**Name:** \_\_\_\_\_

**EID:** \_\_\_\_\_

# CS4487 - Tutorial 10
## Stochastic Gradient Descent

In this tutorial you will use stochastic gradient descent to train classifiers quickly.

First we need to initialize Python.  Run the below cell.

In [1]:
%matplotlib inline
import IPython.core.display         
# setup output image format (Chrome works best)
IPython.core.display.set_matplotlib_formats("svg")
import matplotlib.pyplot as plt
import matplotlib
from numpy import *
from sklearn import *
import glob
import os
import IPython.utils.warn as warn
import cPickle, gzip, numpy
import time

random.seed(100)
rbow = plt.get_cmap('rainbow')



We will use a larger version of the MNIST digits dataset.  Download "mnist.pkl.gz" from Canvas and put it in the same directory as this ipynb file. The training set has 50,000 images and the test set has 10,000 images

In [2]:
# Load the dataset
f = gzip.open('mnist.pkl.gz', 'rb')
train_set, valid_set, test_set = cPickle.load(f)
f.close()

trainX,trainY = train_set
valX,valY = valid_set
testX,testY = test_set

print trainX.shape
print testX.shape

(50000, 784)
(10000, 784)


Now we will train a linear SVM using the standard algorithm, and time how long it takes.  Run the below code.  It may take a few minutes to finish.

In [3]:
starttime = time.clock()
clfo = svm.LinearSVC(C=1.)
clfo.fit(trainX, trainY)
print "elapsed time (sec):", time.clock() - starttime

elapsed time (sec): 99.210545


Here are the training and test errors.

In [4]:
Ypred = clfo.predict(trainX)
trainacc_svm = metrics.accuracy_score(Ypred, trainY)

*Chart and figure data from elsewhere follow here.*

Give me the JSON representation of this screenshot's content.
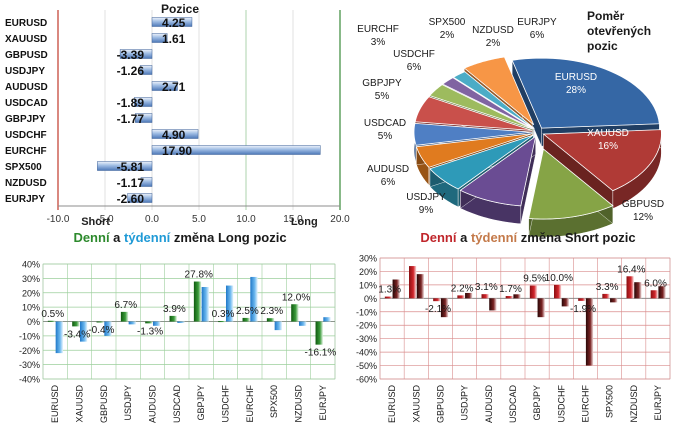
{
  "chart_data": [
    {
      "type": "bar",
      "orientation": "horizontal",
      "title": "Pozice",
      "categories": [
        "EURUSD",
        "XAUUSD",
        "GBPUSD",
        "USDJPY",
        "AUDUSD",
        "USDCAD",
        "GBPJPY",
        "USDCHF",
        "EURCHF",
        "SPX500",
        "NZDUSD",
        "EURJPY"
      ],
      "values": [
        4.25,
        1.61,
        -3.39,
        -1.26,
        2.71,
        -1.89,
        -1.77,
        4.9,
        17.9,
        -5.81,
        -1.17,
        -2.6
      ],
      "value_labels": [
        "4.25",
        "1.61",
        "-3.39",
        "-1.26",
        "2.71",
        "-1.89",
        "-1.77",
        "4.90",
        "17.90",
        "-5.81",
        "-1.17",
        "-2.60"
      ],
      "xlim": [
        -10,
        20
      ],
      "x_ticks": [
        "-10.0",
        "-5.0",
        "0.0",
        "5.0",
        "10.0",
        "15.0",
        "20.0"
      ],
      "annotations": [
        "Short",
        "Long"
      ],
      "grid": true,
      "colors": {
        "bar": "#5b85c0",
        "bar_light": "#c9d9ef",
        "short_line": "#c0392b",
        "long_line": "#3a8a3a"
      }
    },
    {
      "type": "pie",
      "title": "Poměr otevřených pozic",
      "slices": [
        {
          "label": "EURUSD",
          "value": 28,
          "text": "28%",
          "color": "#3567a5"
        },
        {
          "label": "XAUUSD",
          "value": 16,
          "text": "16%",
          "color": "#b03a36"
        },
        {
          "label": "GBPUSD",
          "value": 12,
          "text": "12%",
          "color": "#86a446"
        },
        {
          "label": "USDJPY",
          "value": 9,
          "text": "9%",
          "color": "#6a4c93"
        },
        {
          "label": "AUDUSD",
          "value": 6,
          "text": "6%",
          "color": "#2e9ab8"
        },
        {
          "label": "USDCAD",
          "value": 5,
          "text": "5%",
          "color": "#e07b1f"
        },
        {
          "label": "GBPJPY",
          "value": 5,
          "text": "5%",
          "color": "#4f7fc4"
        },
        {
          "label": "USDCHF",
          "value": 6,
          "text": "6%",
          "color": "#c9504b"
        },
        {
          "label": "EURCHF",
          "value": 3,
          "text": "3%",
          "color": "#9dbb5e"
        },
        {
          "label": "SPX500",
          "value": 2,
          "text": "2%",
          "color": "#8064a2"
        },
        {
          "label": "NZDUSD",
          "value": 2,
          "text": "2%",
          "color": "#4bacc6"
        },
        {
          "label": "EURJPY",
          "value": 6,
          "text": "6%",
          "color": "#f79646"
        }
      ]
    },
    {
      "type": "bar",
      "title_parts": [
        {
          "text": "Denní",
          "color": "#2d8a2d"
        },
        {
          "text": " a ",
          "color": "#1a1a1a"
        },
        {
          "text": "týdenní",
          "color": "#1f9ad6"
        },
        {
          "text": " změna Long pozic",
          "color": "#1a1a1a"
        }
      ],
      "categories": [
        "EURUSD",
        "XAUUSD",
        "GBPUSD",
        "USDJPY",
        "AUDUSD",
        "USDCAD",
        "GBPJPY",
        "USDCHF",
        "EURCHF",
        "SPX500",
        "NZDUSD",
        "EURJPY"
      ],
      "series": [
        {
          "values": [
            0.5,
            -3.4,
            -0.4,
            6.7,
            -1.3,
            3.9,
            27.8,
            0.3,
            2.5,
            2.3,
            12.0,
            -16.1
          ],
          "color": "#2f8a2f"
        },
        {
          "values": [
            -22,
            -14,
            -10,
            -2,
            -3,
            -1,
            24,
            25,
            31,
            -6,
            -3,
            3
          ],
          "color": "#4aa0e0"
        }
      ],
      "data_labels": [
        "0.5%",
        "-3.4%",
        "-0.4%",
        "6.7%",
        "-1.3%",
        "3.9%",
        "27.8%",
        "0.3%",
        "2.5%",
        "2.3%",
        "12.0%",
        "-16.1%"
      ],
      "ylim": [
        -40,
        40
      ],
      "y_ticks": [
        "-40%",
        "-30%",
        "-20%",
        "-10%",
        "0%",
        "10%",
        "20%",
        "30%",
        "40%"
      ],
      "grid": true
    },
    {
      "type": "bar",
      "title_parts": [
        {
          "text": "Denní",
          "color": "#c0262b"
        },
        {
          "text": " a ",
          "color": "#1a1a1a"
        },
        {
          "text": "týdenní",
          "color": "#c47a4a"
        },
        {
          "text": " změna Short pozic",
          "color": "#1a1a1a"
        }
      ],
      "categories": [
        "EURUSD",
        "XAUUSD",
        "GBPUSD",
        "USDJPY",
        "AUDUSD",
        "USDCAD",
        "GBPJPY",
        "USDCHF",
        "EURCHF",
        "SPX500",
        "NZDUSD",
        "EURJPY"
      ],
      "series": [
        {
          "values": [
            1.3,
            24,
            -2.1,
            2.2,
            3.1,
            1.7,
            9.5,
            10.0,
            -1.9,
            3.3,
            16.4,
            6.0
          ],
          "color": "#c0262b"
        },
        {
          "values": [
            14,
            18,
            -14,
            4,
            -9,
            3,
            -14,
            -6,
            -50,
            -3,
            12,
            9
          ],
          "color": "#5a1515"
        }
      ],
      "data_labels": [
        "1.3%",
        "",
        "-2.1%",
        "2.2%",
        "3.1%",
        "1.7%",
        "9.5%",
        "10.0%",
        "-1.9%",
        "3.3%",
        "16.4%",
        "6.0%"
      ],
      "ylim": [
        -60,
        30
      ],
      "y_ticks": [
        "-60%",
        "-50%",
        "-40%",
        "-30%",
        "-20%",
        "-10%",
        "0%",
        "10%",
        "20%",
        "30%"
      ],
      "grid": true
    }
  ]
}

Ypred = clfo.predict(testX)
testacc_svm = metrics.accuracy_score(Ypred, testY)
print "SVM accuracies:", trainacc_svm, testacc_svm

SVM accuracies: 0.92626 0.9158


## SGD Classifier
Now train a SGD classifier using the SVM loss and L2 penalty.  Time the amount of time it takes to fit the classifier (use the `fit` function).  Calculate the training and test error of the SGD classifier.  Use `alpha=0.1`.  Remember, alpha = 1/C.

In [5]:
### INSERT YOUR CODE HERE

In [7]:
clf = linear_model.SGDClassifier(
    loss='hinge',  # SVM loss (change to 'log' for logistic regression)
    penalty='l2',  # standard penalty (change to 'l1' for feature selection)
    alpha=0.1,     # penalty parameter: C=1/alpha 
    n_iter=5,
    average=True)  # use a running average for classifier weights
                   #   makes classifier more stable between batches

starttime = time.clock()
clf.fit(trainX, trainY)
print "elapsed time (sec):", time.clock() - starttime


elapsed time (sec): 5.322864


In [9]:
Ypred = clf.predict(trainX)
trainacc_sgd = metrics.accuracy_score(Ypred, trainY)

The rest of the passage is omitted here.